Second consideration in the deployment of charging infrastructure is the energy that is being used for e-mobility. To increase the sustainability of e-mobility, energy that is being produced and consequently consumed at the charging points needs to be clean. The IMET White Paper rightly suggests decentralised energy system, focusing on small-scale electricity production. What one should indeed consider is how and by whom this energy is managed. This is a big question that still remains unanswered. European initiatives like CleanMobileEnergy are trying to find smart solutions for managing the grid. The local grid approach can help grid stability, shaving off the peaks and allowing consumer to become prosumers. In the framework of the SEEV4City project, POLIS, together with Northumbria University and AVERE have produced a set of recommendations for the harmonisation of  energy and mobility plans as well for V2G and smart charging infrastructure .

Last but not least, user-friendly charging infrastructure that is interoperable, price transparent and easily accessible can considerably boost the shift towards and acceptance of e-mobility. The recently launched project eCharge4Drivers, where POLIS has an active role, focuses on charging experiences in urban areas and interurban corridors and will demonstrate additional convenient charging options within cities, including mobile charging services, charge points at lamp posts, networks of battery swapping stations for light electric vehicles, and a transportable charging station service to cover temporary needs.

"User-friendly charging infrastructure that is interoperable, price transparent and easily accessible can considerably boost the shift towards and acceptance of e-mobility"

On a policy level, following the mandate provided by the STF 2019 plenary, POLIS and TNO have substantially assisted the European Commission in the development of ‘recommendations for public authorities on procuring, awarding concessions, licenses and/or granting support for electric recharging infrastructure for passenger cars and vans’. The report, developed under the EAFO 2 project, due to be published before the end of this year,  contributes to the ongoing AFID revision.

What are the next steps?

We aim to contribute to the ambitious and necessary objectives of the Green Deal. What is now needed is to create a sense of urgency and awareness of the importance of this transition toward sustainable mobility, and how it can help to build better cities for the future. This is also reflected in the Urban Green-Deal Makers POLIS Pledge launched at the 2020 POLIS conference, where cities and regions show how important they are in decarbonizing the transport sector.

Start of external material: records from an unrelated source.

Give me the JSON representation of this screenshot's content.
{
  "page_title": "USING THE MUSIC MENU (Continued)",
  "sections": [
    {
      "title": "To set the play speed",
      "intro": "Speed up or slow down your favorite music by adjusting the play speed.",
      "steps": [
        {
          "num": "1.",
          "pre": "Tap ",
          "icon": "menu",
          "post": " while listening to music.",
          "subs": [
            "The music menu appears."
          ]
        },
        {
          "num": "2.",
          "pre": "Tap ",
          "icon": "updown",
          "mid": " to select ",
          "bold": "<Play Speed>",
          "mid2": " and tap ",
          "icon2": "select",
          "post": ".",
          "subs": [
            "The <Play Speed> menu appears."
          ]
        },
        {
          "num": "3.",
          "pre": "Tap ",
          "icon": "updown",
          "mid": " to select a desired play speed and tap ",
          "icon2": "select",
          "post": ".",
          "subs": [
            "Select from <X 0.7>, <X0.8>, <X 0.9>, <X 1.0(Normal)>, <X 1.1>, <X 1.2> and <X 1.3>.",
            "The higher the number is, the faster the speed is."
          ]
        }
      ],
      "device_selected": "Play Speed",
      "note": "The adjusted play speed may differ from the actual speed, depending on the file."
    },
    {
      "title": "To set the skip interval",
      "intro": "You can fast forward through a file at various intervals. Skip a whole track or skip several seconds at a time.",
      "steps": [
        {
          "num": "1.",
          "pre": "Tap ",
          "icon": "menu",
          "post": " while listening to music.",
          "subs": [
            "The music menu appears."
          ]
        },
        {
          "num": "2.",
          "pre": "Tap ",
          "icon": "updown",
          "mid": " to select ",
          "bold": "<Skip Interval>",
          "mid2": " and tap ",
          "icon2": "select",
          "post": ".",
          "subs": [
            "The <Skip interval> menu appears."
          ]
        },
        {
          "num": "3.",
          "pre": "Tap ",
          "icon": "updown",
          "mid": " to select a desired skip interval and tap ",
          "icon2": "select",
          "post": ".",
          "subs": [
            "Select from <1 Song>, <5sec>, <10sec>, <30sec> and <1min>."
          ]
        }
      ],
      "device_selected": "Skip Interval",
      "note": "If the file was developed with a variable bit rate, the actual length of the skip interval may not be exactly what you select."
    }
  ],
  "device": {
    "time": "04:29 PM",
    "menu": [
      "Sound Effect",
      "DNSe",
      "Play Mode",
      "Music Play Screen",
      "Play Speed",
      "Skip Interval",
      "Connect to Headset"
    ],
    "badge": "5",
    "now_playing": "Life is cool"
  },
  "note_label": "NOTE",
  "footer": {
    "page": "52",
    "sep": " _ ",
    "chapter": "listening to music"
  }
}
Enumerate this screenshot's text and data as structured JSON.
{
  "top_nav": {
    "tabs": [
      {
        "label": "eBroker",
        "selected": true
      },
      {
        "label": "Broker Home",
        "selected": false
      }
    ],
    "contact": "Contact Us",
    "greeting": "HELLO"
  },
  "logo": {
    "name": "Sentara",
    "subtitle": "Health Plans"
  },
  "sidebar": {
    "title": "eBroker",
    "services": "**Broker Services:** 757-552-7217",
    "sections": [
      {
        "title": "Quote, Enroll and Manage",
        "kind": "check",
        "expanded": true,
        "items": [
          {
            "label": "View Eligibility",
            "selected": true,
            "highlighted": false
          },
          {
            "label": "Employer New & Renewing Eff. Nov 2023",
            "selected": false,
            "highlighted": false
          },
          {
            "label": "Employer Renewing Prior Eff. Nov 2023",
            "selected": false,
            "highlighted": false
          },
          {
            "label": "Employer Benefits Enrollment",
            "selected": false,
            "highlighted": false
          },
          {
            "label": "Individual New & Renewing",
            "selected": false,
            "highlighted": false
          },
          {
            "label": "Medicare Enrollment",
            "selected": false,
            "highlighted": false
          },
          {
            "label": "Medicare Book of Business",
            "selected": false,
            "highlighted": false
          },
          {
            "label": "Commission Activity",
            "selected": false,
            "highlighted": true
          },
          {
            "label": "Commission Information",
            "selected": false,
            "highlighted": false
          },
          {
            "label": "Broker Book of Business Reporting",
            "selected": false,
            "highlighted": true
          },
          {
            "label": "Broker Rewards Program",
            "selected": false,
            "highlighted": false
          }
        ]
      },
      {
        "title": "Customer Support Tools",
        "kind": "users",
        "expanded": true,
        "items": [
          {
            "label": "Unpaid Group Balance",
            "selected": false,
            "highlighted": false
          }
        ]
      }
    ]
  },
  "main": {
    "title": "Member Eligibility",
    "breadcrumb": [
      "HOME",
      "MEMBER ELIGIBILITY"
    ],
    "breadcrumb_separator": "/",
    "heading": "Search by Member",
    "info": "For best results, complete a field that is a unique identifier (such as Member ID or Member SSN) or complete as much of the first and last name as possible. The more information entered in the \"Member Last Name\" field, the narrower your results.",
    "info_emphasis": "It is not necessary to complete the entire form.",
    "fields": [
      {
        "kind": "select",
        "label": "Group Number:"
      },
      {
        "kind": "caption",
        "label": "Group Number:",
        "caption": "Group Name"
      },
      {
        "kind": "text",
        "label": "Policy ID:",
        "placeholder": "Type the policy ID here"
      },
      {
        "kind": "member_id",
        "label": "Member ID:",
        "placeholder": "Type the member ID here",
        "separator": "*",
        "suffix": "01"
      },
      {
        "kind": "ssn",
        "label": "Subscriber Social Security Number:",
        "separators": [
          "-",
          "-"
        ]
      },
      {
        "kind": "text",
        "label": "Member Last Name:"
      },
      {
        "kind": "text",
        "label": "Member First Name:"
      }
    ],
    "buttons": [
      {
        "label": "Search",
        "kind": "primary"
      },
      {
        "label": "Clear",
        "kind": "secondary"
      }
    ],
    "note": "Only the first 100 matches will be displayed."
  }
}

Reaching the Green Deal goals will have to be done through a diverse and wide-ranging set of different measures going well beyond just electrification. For electromobility in particular, we believe there is a need to advance the harmonisation of energy and mobility plans with a more inter-sectoral and inter-departmental cooperation, with clear long-term roadmaps to achieve sustainable mobility.

From POLIS’ side, we will continue to bring cities together, to facilitate the exchange with the industry, and ensure the cities’ voices are heard on the EU level.